The C.A.R. survey also found that the share of buyers who used a second mortgage climbed from 38% in 2005 to 43% in 2006, more than triple the percentage since 2001 and the highest percentage since 1982. The use of alternative loan products also registered a sharp increase.

“Home buyers with zero-down payments increased significantly from 4.5 percent in 2000 to 21.1 percent in 2006,” said C.A.R. Vice President and Chief Economist Leslie Appleton-Young. “Two out of five first-time buyers made a zero-down payment on their home purchase, while just one in 10 repeat buyers purchased their home with no down payment.

“The interest rate environment also played a significant role in the housing market of the past few years,” she said. “From 2002 through the first half of 2005, interest rates were either expected to fall or remain at attractive levels. When the fixed-rate temporarily exceeded 6 percent in 2003 and 2004, sales slowed. But in each case, market activity accelerated when the rate fell below that threshold. By contrast, when the fixed-rate moved past 6 percent in late 2005, it remained there. Expectations adjusted and anticipated further rate increases, contributing to the slowdown in sales in late 2005 and into 2006.”

Home sales in California fell in 2006 after four years of expansion. Sales in the Bay Area housing market fell at a slightly lower rate than for the state as a whole. After peaking in 2004, Bay Area sales declined 10% in 2005 and then 19% in 2006. The median price in the Bay Area-the highest of any region in the state-continued to increase by small single-digit increments throughout 2006, in part because of inventories that were well below the statewide levels.

Home sales in the Southern California region followed the general direction of the state, declining 23% from the record level of 2005. Inventory levels in this part of the state nearly tripled from a year ago, to levels in the range of their long-run average.
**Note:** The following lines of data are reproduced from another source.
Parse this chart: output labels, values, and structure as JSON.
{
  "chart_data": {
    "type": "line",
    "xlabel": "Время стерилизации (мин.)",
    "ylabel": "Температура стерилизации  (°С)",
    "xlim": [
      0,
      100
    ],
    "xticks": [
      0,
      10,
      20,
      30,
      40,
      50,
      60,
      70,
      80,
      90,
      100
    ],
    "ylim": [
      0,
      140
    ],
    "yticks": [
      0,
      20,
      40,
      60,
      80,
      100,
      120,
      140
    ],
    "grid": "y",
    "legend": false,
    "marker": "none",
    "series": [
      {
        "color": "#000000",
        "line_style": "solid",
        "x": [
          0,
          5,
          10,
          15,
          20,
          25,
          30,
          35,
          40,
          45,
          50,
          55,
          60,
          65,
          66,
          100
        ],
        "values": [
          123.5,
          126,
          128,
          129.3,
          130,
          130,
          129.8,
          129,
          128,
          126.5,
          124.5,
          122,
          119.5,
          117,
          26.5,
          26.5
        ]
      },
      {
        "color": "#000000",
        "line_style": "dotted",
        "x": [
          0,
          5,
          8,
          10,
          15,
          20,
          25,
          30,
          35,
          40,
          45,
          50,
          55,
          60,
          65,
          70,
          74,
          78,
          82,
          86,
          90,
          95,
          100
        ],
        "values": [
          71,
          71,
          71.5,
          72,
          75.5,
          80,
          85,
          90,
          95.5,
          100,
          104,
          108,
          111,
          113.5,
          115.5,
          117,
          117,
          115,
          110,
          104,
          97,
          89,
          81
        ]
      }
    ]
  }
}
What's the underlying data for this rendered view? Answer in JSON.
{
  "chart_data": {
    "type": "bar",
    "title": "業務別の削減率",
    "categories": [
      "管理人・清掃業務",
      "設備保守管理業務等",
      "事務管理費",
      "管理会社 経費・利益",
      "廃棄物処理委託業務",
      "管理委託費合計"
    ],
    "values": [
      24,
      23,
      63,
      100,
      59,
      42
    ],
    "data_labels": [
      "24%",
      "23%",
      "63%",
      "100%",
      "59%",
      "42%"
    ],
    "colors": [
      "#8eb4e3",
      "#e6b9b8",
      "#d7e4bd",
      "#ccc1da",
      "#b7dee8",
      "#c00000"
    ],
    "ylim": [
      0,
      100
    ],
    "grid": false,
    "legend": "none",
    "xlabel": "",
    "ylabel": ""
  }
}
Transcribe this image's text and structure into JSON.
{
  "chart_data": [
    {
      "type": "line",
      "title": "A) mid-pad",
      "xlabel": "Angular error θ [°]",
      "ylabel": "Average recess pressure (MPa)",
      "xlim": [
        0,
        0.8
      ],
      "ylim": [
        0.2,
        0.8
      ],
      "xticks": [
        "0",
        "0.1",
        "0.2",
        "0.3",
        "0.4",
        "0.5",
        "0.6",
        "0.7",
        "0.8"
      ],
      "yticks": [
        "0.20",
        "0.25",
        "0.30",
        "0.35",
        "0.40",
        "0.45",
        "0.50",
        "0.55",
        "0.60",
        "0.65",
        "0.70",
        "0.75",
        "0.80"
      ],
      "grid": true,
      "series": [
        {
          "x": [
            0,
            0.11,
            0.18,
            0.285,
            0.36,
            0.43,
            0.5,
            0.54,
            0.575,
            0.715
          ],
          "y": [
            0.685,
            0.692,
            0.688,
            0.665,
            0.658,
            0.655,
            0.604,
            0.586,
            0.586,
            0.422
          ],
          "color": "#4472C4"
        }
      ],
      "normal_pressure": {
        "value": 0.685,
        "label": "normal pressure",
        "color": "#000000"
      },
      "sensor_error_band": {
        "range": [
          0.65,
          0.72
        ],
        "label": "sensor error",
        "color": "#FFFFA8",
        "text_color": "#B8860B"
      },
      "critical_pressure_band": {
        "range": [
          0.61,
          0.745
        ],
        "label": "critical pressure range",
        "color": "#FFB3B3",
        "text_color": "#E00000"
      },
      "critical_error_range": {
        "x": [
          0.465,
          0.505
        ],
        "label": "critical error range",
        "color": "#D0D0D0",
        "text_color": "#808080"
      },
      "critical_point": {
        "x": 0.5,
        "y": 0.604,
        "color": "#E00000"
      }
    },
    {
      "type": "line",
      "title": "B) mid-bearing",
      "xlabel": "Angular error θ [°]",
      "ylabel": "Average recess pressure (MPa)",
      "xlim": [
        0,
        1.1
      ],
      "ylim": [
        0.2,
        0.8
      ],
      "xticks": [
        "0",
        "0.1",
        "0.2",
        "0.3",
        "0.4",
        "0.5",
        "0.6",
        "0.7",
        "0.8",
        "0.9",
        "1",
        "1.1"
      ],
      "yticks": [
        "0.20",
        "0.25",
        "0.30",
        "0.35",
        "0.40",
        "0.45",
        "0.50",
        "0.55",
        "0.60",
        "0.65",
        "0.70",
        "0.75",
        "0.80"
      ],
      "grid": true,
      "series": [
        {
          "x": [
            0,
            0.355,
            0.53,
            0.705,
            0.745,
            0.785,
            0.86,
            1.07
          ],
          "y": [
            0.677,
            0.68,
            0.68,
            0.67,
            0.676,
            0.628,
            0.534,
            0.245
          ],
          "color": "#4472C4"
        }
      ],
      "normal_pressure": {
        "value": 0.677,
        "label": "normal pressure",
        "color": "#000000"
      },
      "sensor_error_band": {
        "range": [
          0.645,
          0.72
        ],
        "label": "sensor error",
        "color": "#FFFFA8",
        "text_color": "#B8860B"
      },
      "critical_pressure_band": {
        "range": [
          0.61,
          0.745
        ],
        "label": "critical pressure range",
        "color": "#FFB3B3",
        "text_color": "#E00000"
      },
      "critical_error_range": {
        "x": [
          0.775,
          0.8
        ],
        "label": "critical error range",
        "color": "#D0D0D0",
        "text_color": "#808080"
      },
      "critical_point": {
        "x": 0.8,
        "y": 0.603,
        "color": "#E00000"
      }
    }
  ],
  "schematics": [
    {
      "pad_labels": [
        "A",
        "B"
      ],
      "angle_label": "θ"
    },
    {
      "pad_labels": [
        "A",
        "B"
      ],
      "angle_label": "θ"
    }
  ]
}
The Central Valley had the largest decline in sales activity among the three regions in California.

“The statewide median price saw shrinking gains throughout the year, slowing from a 14 percent year-to-year increase in January 2006 to just under two percent as the year drew to a close,” said C.A.R. President Colleen Badagliacco. “That’s a far cry from the string of double-digit annual percentage gains that prevailed during the first half of this decade.

“Over the period 2003 through 2005, inventories were lean, multiple offers were common, and buyers and sellers alike knew they needed to move quickly to consummate a transaction,” she said. “But as the market began to slow in late 2005, buyers sensed that they would get a better deal if they waited, while sellers still hoped to sell their home at a premium. This drove a wedge between buyer psychology and seller psychology, creating more market friction and leading to a slowdown in activity.”